A Spikeball in the grass on Bascom Hill, the site of occasional games. Spikeball Crew UW is promoting the sport at UW–Madison.
Four players, two teams, one ball, a trampoline and 25 points to win – these are the key ingredients of a popular new sport.
Spikeball resembles a cross between volleyball and four square, in which players bounce balls off a circular, taut net attached to a plastic ring the size of a hula hoop and raised half a foot off the ground. After one team serves, the opposing team’s players often run, jump over or dive around the net to return the ball within three hits.
“I like to think of it as beach volleyball with different equipment,” Geoff Cohn, the club’s president and founder, says. “The goal is the exact same as volleyball and that’s to make it as hard as possible for the other team to return your hit.”
The team that reaches 25 first and has a two-point lead wins the match.
Cohn says the game is unique because it can be played by anyone anywhere, from the top of Bascom Hill during the summer to the bottom of the ski slopes during the winter.
The game, created in the early 1990s as a yard game, was rebranded in the late 2000s by the Spikeball Corporation, which also donated a few of the nets to the club. Popular on other campuses, such as Harvard and Notre Dame, diehard fans are now just bringing the game to the Midwest.
Cohn, a senior studying management human resources and computer science, started the club at the beginning of spring semester in 2013. From a core group of three to four people, the club now has about 60 members and held its first competition last fall. Fifteen teams, including one from Milwaukee and players from Minnesota, competed.
Players gather for a Spikeball game in front of Bascom Hall.
Stuart McBain, a sophomore studying education, won the tournament with his brother. McBain, who transferred at the beginning of the year from Milwaukee, says he was pleased to find people who already played the sport because of its relative rarity.
“It’s not really like any other sport,” McBain says. “You can move 360 degrees around the playing surface so I think that’s really unique about it. We’re still on a team so you have to rely on someone else…everyone is always wondering what the game is and it’s nice to explain it to people and building relationships with people who don’t know about it.”
The game often draws spectators. Even while playing at the racquetball courts at the Southeast Recreational Facility, bystanders passing the court above yell down questions about what is happening.
“To be honest, when I first saw it, it looked just like another cheesy yard game but once you start playing it you realize there’s a lot of skill involved in it. It’s all about the little moves. It’s just addicting.”
Nate Mikulsky, a sophomore majoring in mechanical engineering, says Cohn got him involved with the game and that he played one of his first games at the bottom of a ski slope.

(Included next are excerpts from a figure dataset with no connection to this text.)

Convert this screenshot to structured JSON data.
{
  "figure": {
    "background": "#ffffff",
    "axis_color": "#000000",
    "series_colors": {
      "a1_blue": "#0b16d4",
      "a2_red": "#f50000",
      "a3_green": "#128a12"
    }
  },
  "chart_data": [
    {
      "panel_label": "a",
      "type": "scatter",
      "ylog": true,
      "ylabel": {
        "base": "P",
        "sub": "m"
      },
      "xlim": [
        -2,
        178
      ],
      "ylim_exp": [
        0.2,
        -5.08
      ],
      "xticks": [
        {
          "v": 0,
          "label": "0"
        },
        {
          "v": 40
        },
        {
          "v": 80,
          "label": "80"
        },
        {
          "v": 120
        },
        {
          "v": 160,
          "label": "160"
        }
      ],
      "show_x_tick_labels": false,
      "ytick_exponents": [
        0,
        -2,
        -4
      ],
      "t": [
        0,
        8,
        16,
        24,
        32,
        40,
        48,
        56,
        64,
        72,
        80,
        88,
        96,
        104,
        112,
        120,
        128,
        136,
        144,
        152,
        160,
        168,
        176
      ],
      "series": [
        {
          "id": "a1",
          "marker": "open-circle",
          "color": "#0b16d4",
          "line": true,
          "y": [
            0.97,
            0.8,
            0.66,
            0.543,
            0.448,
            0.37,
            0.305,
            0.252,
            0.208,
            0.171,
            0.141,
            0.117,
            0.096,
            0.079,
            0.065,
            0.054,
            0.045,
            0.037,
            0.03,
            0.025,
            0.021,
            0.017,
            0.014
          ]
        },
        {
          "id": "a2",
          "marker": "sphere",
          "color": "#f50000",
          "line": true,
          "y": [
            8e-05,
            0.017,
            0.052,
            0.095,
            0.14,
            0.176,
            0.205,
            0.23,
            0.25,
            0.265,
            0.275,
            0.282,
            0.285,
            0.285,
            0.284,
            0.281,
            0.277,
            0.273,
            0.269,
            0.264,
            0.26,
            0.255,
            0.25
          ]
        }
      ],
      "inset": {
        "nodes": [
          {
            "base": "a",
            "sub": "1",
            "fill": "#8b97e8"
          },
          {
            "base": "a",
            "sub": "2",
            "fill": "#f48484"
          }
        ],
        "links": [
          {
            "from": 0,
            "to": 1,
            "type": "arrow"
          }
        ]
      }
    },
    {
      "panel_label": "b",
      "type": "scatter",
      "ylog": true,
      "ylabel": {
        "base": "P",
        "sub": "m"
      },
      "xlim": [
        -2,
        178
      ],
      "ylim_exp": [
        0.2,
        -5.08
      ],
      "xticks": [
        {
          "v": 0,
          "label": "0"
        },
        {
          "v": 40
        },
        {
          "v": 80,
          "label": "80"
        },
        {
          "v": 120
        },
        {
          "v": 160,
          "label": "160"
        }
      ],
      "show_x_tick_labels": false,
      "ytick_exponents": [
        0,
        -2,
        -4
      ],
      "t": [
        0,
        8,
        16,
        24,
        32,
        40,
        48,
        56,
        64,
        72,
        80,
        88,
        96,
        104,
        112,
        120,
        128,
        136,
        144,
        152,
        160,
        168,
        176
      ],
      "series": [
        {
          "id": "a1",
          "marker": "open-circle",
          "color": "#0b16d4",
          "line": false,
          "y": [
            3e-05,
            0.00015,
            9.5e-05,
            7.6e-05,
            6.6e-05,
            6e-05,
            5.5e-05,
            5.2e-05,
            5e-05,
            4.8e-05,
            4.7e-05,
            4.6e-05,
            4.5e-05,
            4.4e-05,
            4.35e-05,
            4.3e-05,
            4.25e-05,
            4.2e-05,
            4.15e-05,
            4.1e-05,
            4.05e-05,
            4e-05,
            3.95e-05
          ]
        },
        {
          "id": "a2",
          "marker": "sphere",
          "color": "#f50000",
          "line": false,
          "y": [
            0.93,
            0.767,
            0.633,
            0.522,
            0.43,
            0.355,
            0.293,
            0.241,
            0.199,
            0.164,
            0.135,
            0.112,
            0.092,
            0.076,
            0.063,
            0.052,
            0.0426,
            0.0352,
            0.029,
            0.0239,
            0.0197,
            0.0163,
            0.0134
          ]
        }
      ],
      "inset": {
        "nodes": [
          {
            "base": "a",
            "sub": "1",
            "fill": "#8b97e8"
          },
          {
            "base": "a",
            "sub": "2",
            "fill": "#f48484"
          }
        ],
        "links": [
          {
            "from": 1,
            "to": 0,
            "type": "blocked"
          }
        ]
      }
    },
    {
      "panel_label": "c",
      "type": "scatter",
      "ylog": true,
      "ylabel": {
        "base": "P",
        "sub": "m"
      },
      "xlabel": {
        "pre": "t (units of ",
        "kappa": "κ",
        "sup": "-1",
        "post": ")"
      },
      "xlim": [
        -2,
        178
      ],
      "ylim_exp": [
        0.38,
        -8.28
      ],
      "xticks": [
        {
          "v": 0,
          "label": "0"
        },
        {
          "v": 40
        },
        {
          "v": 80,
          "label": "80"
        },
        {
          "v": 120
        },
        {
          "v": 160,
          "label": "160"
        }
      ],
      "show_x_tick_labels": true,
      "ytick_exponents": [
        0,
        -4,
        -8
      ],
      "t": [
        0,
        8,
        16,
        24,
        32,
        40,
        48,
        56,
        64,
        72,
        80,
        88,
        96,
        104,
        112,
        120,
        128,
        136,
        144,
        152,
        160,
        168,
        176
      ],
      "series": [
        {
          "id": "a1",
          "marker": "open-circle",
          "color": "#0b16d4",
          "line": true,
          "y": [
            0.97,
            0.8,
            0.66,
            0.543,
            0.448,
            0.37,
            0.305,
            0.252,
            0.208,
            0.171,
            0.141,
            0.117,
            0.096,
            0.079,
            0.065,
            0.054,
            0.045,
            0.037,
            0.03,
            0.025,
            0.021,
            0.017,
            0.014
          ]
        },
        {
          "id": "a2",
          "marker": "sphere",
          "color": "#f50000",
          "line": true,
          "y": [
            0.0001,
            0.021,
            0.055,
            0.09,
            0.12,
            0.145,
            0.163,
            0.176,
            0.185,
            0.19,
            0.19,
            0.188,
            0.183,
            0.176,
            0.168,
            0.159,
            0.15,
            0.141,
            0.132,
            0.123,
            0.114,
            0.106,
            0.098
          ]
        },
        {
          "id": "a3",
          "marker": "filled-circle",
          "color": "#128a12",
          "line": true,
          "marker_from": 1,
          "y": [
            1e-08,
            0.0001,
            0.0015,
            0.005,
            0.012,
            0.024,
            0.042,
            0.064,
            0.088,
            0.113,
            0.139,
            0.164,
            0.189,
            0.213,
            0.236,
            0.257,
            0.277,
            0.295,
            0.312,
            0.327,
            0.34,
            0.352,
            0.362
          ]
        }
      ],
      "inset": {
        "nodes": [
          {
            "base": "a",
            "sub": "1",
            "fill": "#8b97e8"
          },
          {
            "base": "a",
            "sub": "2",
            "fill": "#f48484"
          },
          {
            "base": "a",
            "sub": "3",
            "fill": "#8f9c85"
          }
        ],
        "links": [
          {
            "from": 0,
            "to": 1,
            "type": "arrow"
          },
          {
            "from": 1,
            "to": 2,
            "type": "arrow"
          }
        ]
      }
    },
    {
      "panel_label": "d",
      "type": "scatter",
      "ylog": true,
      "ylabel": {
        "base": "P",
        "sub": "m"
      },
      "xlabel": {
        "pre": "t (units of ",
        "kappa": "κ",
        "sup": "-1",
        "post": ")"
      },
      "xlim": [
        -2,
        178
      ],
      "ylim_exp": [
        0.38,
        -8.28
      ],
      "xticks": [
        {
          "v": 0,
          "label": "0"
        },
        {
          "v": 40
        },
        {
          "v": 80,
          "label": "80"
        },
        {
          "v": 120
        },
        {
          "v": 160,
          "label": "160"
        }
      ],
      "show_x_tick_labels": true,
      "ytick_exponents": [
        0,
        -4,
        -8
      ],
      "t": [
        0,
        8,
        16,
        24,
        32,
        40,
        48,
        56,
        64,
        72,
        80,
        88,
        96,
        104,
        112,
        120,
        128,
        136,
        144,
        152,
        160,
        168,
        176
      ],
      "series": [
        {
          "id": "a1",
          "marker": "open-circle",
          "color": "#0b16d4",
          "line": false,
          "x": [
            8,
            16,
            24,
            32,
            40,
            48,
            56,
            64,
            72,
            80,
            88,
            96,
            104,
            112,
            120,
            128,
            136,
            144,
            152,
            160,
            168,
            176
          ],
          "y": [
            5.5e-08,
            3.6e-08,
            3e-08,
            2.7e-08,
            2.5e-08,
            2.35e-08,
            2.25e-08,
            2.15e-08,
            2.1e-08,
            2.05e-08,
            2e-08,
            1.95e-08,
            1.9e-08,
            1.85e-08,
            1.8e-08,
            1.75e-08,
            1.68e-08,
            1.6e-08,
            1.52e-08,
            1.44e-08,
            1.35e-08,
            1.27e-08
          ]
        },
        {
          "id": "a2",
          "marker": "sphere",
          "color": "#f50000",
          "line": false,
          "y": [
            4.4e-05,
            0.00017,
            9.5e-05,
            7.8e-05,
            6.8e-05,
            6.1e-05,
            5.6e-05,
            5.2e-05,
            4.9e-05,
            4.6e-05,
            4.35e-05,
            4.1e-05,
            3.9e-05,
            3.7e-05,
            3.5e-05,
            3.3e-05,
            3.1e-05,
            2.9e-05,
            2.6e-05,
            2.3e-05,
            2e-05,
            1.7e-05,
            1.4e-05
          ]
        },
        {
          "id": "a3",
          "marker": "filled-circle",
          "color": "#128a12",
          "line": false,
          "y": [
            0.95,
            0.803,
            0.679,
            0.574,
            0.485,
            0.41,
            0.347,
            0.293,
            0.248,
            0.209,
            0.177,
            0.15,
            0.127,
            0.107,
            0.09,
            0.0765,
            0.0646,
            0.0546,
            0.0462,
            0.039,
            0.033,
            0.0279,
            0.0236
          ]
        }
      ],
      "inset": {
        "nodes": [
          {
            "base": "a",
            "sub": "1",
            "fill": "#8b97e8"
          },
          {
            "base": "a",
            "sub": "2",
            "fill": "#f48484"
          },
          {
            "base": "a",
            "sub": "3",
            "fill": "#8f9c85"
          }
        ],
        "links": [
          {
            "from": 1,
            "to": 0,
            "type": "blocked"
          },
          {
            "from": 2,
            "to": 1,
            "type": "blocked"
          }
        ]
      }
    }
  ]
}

“To be honest, when I first saw it, it looked just like another cheesy yard game but once you start playing it you realize there’s a lot of skill involved in it. It’s all about the little moves. It’s just addicting,” Mikulsky says. “The learning curve is really steep, and I think that’s the most addicting part, that you get better and better.”
Cohn says Spikeball is easy to learn and a blast to play. The club often attracts newcomers who have played the sport only a few times before, like Clay Martin, a sophomore majoring in actuarial science.
“I like that you have to work well with your partner to know what’s going on,” Martin says. “I’m not the best player by any means, but it helps if you and your partner are on the same wavelength because you can’t do it all by yourself.”
Cohn says the club is focused on recruiting new players. He says they hope to have a competitive team that can travel to national championships as well as hold more competitions here.
However, he says the Spikeball Crew UW is still focused on introducing the sport to as many students as possible.
“The thing that I like the most about having this network of people is that you can post on the Facebook group and say ‘Hey, who wants to play Spikeball? I just finished my exam,’ and then organically get a group of people,” Cohn says. “We really want to be that facilitator so that they can go play whenever they want to.”